A circular walk from Harlington train station to Sharpenhoe Clappers and back again. The first leg memorable for a troop of scramble-bikes echoing around the combe up to Sundon. Then onto National Trust territory protected by kissing-gates, designed to deter motor-cycles. The stretch from Sundon Hills is the loveliest chalk downland, the birdsong only occasionally drowned out by model aeroplane enthusiasts. The views north towards Ampthill and Marston Vale are panoramic.

Sharpenhoe Clappers is a chalk headland crowned with an ancient beech wood. The centre of the wood is calm and still and quiet and free from motor-cycles and model aeroplanes. The site was once an Iron Age hill fort. Nowadays overnight accommodation is more primitive. Temporary shelter is provided by branchwood lean-tos around the base of selected trees. Why is it that every wood I visit has these structures, yet I never see them being built? Are they the woodland equivalent of crop circles?

This place was a medieval rabbit warren and takes its name from the French word clapier for rabbit-hutch, adapted into English for rabbit burrows specially constructed to breed semi-tame rabbits for the kitchen. Sharpenhoe is the village below down a flight of 160 wooden steps, and is a bit of a disappointment.

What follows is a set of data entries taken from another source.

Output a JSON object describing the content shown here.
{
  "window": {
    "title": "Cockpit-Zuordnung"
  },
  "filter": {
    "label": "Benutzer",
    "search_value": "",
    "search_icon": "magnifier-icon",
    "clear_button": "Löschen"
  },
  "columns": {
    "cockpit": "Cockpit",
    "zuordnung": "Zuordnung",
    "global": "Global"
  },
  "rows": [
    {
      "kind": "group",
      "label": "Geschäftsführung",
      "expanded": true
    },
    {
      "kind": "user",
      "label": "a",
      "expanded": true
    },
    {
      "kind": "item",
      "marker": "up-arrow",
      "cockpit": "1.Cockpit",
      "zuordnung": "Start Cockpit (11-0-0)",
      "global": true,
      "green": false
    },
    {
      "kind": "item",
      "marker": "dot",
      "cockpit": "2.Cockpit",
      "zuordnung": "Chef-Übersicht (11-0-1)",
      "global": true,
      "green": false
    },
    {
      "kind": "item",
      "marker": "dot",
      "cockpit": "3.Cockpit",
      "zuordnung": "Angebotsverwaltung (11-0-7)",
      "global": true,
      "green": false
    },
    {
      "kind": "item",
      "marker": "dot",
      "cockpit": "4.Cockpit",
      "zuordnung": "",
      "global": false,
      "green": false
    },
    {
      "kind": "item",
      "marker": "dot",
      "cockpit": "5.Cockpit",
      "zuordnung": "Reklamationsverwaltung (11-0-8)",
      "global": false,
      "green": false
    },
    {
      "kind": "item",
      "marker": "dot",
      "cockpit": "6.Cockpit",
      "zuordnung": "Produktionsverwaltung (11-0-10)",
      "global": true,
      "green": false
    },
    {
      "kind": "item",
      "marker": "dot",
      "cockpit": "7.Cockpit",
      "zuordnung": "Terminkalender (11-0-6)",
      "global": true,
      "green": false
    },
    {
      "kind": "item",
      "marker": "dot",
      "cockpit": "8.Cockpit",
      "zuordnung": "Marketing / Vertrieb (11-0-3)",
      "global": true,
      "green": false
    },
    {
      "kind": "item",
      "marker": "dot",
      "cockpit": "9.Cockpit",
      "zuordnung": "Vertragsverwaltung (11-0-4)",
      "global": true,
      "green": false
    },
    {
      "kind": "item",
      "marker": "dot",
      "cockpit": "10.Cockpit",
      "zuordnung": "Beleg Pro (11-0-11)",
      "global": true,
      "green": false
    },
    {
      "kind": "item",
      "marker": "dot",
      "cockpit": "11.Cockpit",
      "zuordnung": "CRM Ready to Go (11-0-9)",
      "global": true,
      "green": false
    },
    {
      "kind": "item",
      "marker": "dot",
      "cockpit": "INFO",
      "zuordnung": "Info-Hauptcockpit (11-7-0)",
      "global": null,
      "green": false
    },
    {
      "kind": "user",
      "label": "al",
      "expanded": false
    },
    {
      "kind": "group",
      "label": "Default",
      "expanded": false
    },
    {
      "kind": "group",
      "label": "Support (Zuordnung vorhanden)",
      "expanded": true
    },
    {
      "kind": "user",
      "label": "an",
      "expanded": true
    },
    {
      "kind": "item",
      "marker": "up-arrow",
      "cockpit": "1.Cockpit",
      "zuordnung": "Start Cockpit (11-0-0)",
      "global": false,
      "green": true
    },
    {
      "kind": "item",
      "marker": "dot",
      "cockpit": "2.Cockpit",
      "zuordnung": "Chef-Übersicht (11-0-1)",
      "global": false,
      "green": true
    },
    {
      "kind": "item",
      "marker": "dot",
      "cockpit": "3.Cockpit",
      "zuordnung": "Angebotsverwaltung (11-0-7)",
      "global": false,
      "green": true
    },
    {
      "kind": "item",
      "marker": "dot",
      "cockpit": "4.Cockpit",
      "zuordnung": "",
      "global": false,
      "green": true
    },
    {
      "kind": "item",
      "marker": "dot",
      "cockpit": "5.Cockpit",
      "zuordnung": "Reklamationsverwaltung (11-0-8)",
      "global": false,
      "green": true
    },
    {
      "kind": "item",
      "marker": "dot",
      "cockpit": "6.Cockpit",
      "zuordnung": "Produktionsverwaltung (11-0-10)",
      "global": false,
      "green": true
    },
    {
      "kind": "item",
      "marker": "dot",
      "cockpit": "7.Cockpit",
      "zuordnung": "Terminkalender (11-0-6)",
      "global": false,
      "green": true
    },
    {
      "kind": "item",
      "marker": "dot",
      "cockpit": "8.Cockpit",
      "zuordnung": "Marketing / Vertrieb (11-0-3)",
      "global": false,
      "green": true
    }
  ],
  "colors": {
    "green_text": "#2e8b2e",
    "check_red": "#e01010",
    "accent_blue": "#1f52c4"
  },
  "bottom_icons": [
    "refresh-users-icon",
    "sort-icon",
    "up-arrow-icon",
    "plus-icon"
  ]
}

The eagerly anticipated pub has now closed down.

The walk back is along field-edges and over a chalk stream. Looking south from this vantage point you can review the route from Harlington to Sharpenhoe. From right to left the full 180 degree sweep of the horizon is the Chiltern Ridge and the outline of the walk just taken to the now distant hilltop.

The silhouette of the disused tip with its curious ventilation shafts, black tarpaulins and snaking hose-pipes, all hinting at mysterious subterranean activity; the wooded path alongside the horseshoe cove in the hillside where the scramble-bikes circled; the sheep-cropped chalk grassland and the steeply wooded combes; the field where the model aeroplanes flew from and the wood with the free range chickens, our modern day equivalent of the Clappers rabbits.

Walk the walk – Walk like the Clappers.